落葉掻き
甘からぬ思ひ出どつと落葉掻き 括弧
一人でやる作業が嫌いではない。気を使
いながら人と協調するよりはマイペースがよいのである。料理や屋内の清掃、また場合によれば洗濯などの場合、常に次の手順を考えており、したがって作業そのものに打ち込んだ状態になるから、それはそれで完結した満足感が得られるのである。一方落葉掻きや草取り、場合によっては雪掻きなど、ひとたび手順を決めてしまえば単純な動作だけで長時間をすごせるような仕事をしている場合、脳内は時ならぬ白昼夢に占められてしまうのである。

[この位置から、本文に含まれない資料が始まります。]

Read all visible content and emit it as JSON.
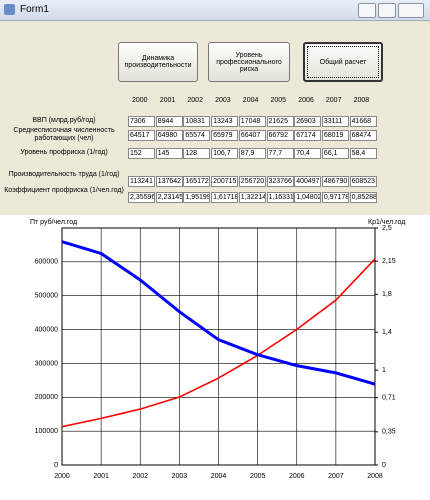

そういう時浮かぶのは必ずしも嫌な思い出ばかりではないが、私の場合、子供時代に某教師から受けた理不尽な待遇のことを思い出し、思わず全身が怒りに満たされてしまうことがよくあった。さらにその教師が若くしてさっさと死んでしまったことも思い出して、気持ちが和らぐどころか、復讐する機会を永遠に閉じられてしまったことに対する慙愧の念がふつふつとわいてくるのであった。こうして見ると、落葉掻きに没頭している時間というもの、あまり健全なそれではないのかもしれない。